Troels Frederik Troels-Lund (5 September 1840 – 12 February 1921) was a Danish historian.

==Biography==
Troels-Lund was born in Copenhagen, the youngest son of Henrik Ferdinand and Anna Cathrine Lund. Henrik Ferdinand's first marriage was to Søren Kierkegaard's sister Petrea, from 1828 until her death in 1834. Henrik Ferdinand was also the brother of the naturalist Peter Wilhelm Lund.

Troels-Lund entered the University of Copenhagen in 1858. After studying theology for a while he abandoned it for the study of history.
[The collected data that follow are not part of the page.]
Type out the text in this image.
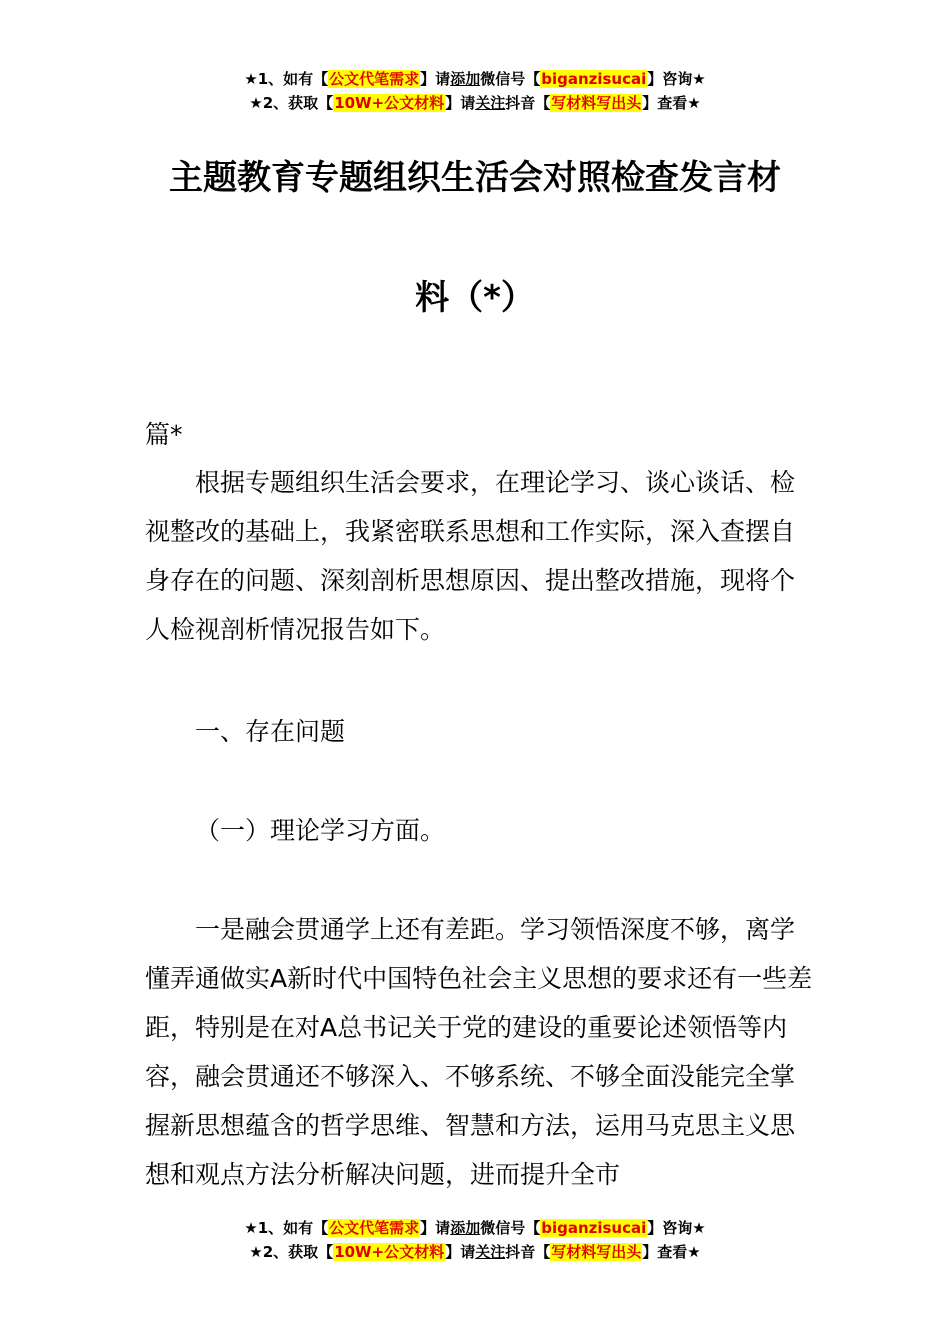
★1、如有【公文代笔需求】请添加微信号【biganzisucai】咨询★
★2、获取【10W+公文材料】请关注抖音【写材料写出头】查看★
主题教育专题组织生活会对照检查发言材
料（*）

篇*

根据专题组织生活会要求，在理论学习、谈心谈话、检视整改的基础上，我紧密联系思想和工作实际，深入查摆自身存在的问题、深刻剖析思想原因、提出整改措施，现将个人检视剖析情况报告如下。

一、存在问题

（一）理论学习方面。

一是融会贯通学上还有差距。学习领悟深度不够，离学懂弄通做实A新时代中国特色社会主义思想的要求还有一些差距，特别是在对A总书记关于党的建设的重要论述领悟等内容，融会贯通还不够深入、不够系统、不够全面没能完全掌握新思想蕴含的哲学思维、智慧和方法，运用马克思主义思想和观点方法分析解决问题，进而提升全市

★1、如有【公文代笔需求】请添加微信号【biganzisucai】咨询★
★2、获取【10W+公文材料】请关注抖音【写材料写出头】查看★
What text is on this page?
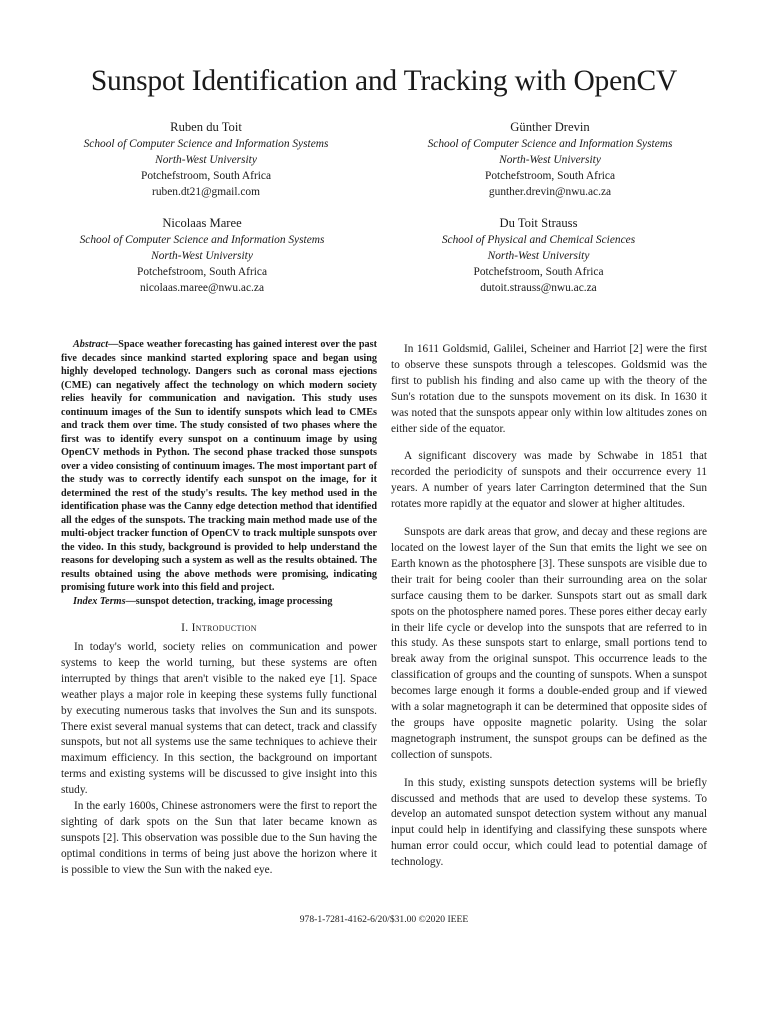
Sunspot Identification and Tracking with OpenCV
Ruben du Toit
School of Computer Science and Information Systems
North-West University
Potchefstroom, South Africa
ruben.dt21@gmail.com
Günther Drevin
School of Computer Science and Information Systems
North-West University
Potchefstroom, South Africa
gunther.drevin@nwu.ac.za
Nicolaas Maree
School of Computer Science and Information Systems
North-West University
Potchefstroom, South Africa
nicolaas.maree@nwu.ac.za
Du Toit Strauss
School of Physical and Chemical Sciences
North-West University
Potchefstroom, South Africa
dutoit.strauss@nwu.ac.za

Abstract—Space weather forecasting has gained interest over the past five decades since mankind started exploring space and began using highly developed technology. Dangers such as coronal mass ejections (CME) can negatively affect the technology on which modern society relies heavily for communication and navigation. This study uses continuum images of the Sun to identify sunspots which lead to CMEs and track them over time. The study consisted of two phases where the first was to identify every sunspot on a continuum image by using OpenCV methods in Python. The second phase tracked those sunspots over a video consisting of continuum images. The most important part of the study was to correctly identify each sunspot on the image, for it determined the rest of the study's results. The key method used in the identification phase was the Canny edge detection method that identified all the edges of the sunspots. The tracking main method made use of the multi-object tracker function of OpenCV to track multiple sunspots over the video. In this study, background is provided to help understand the reasons for developing such a system as well as the results obtained. The results obtained using the above methods were promising, indicating promising future work into this field and project.

Index Terms—sunspot detection, tracking, image processing

I. Introduction

In today's world, society relies on communication and power systems to keep the world turning, but these systems are often interrupted by things that aren't visible to the naked eye [1]. Space weather plays a major role in keeping these systems fully functional by executing numerous tasks that involves the Sun and its sunspots. There exist several manual systems that can detect, track and classify sunspots, but not all systems use the same techniques to achieve their maximum efficiency. In this section, the background on important terms and existing systems will be discussed to give insight into this study.

In the early 1600s, Chinese astronomers were the first to report the sighting of dark spots on the Sun that later became known as sunspots [2]. This observation was possible due to the Sun having the optimal conditions in terms of being just above the horizon where it is possible to view the Sun with the naked eye.

In 1611 Goldsmid, Galilei, Scheiner and Harriot [2] were the first to observe these sunspots through a telescopes. Goldsmid was the first to publish his finding and also came up with the theory of the Sun's rotation due to the sunspots movement on its disk. In 1630 it was noted that the sunspots appear only within low altitudes zones on either side of the equator.

A significant discovery was made by Schwabe in 1851 that recorded the periodicity of sunspots and their occurrence every 11 years. A number of years later Carrington determined that the Sun rotates more rapidly at the equator and slower at higher altitudes.

Sunspots are dark areas that grow, and decay and these regions are located on the lowest layer of the Sun that emits the light we see on Earth known as the photosphere [3]. These sunspots are visible due to their trait for being cooler than their surrounding area on the solar surface causing them to be darker. Sunspots start out as small dark spots on the photosphere named pores. These pores either decay early in their life cycle or develop into the sunspots that are referred to in this study. As these sunspots start to enlarge, small portions tend to break away from the original sunspot. This occurrence leads to the classification of groups and the counting of sunspots. When a sunspot becomes large enough it forms a double-ended group and if viewed with a solar magnetograph it can be determined that opposite sides of the groups have opposite magnetic polarity. Using the solar magnetograph instrument, the sunspot groups can be defined as the collection of sunspots.

In this study, existing sunspots detection systems will be briefly discussed and methods that are used to develop these systems. To develop an automated sunspot detection system without any manual input could help in identifying and classifying these sunspots where human error could occur, which could lead to potential damage of technology.

978-1-7281-4162-6/20/$31.00 ©2020 IEEE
From 1870 to 1875 he was an assistant at the Gehejmearkivet, and an instructor in history at the Royal Danish Military Academy starting in 1874, serving as a full professor there from 1888 to 1900.

His most prominent work, Dagligt Liv i Norden i det sekstende Aarhundrede, was published in 14 volumes from 1879 to 1901. The work vividly detailed everyday life in sixteenth century Scandinavia, and is considered a characteristic example of Danish cultural history. He was appointed to the position of official historian of the Danish system of orders in 1897, and was admitted to the Royal Danish Academy of Sciences and Letters in 1901.

==Works==
Troels-Lund's first work, Historiske Skitser, did not appear until 1876, but after that time his activity was stupendous. In 1879 the first volume of his Danmarks og Norges Historie i Slutningen of det Xvi. Aarhundrede, a history of daily life in Denmark and Norway at the close of the 16th century, was published. His work said little about kings, armies and governments, but instead concentrated attention on the lives of the ordinary men and women of the age with which he deals. He used these common people to illustrate a vast body of documents previously neglected by the official historians.

===List===
- Paa Vandring, 1867 (under pseudonym Poul Vedel)
- Historiske Skitser - Efter utrykte Kilder, 1876
- Mogens Heinesøn - Et tidsbillede fra det 16 Aarhundrede, 1877
- Dagligt Liv i Norden i det sekstende Aarhundrede I-XIV, 1879–1901 (First edition under title Danmark og Norges Historie i Slutningen af det 16de Aarhundrede, )
- Om Danmarks Forsvar, 1880
- Preussens fald og Genoprejsning, 1883
- Om Danmarks Neutralitet, 1886
- Christian den Fjerdes Skib paa Skanderborg Sø I-II, 1893
- Livsbelysning, 1899
- Sundhedsbegreber i Norden i det 16de Aarhundrede, 1900
- Peder Oxe, 1906
- De tre Nordiske Brødrefolk, 1906
- Nye Tanker i det 16de Aarhundrede, 1909
- Historiske Fortællinger - Tider og Tanker I-IV, 1910–1912
- Bakkehus og Solbjerg - Træk af et nyt Livssyns Udvikling i Norden I-III, 1920–1922
- Et Liv - Barndom og Ungdom, 1924

==Sources==
- Heiberg, Steffen (2024). "kulturhistorie"
- Stoklund, Bjarne (2020). "T.F. Troels-Lund"
- Tandrup, Leo (2023). "Troels Troels-Lund"
- Watkin, Julia (2001). "Historical Dictionary of Kierkegaard's Philosophy"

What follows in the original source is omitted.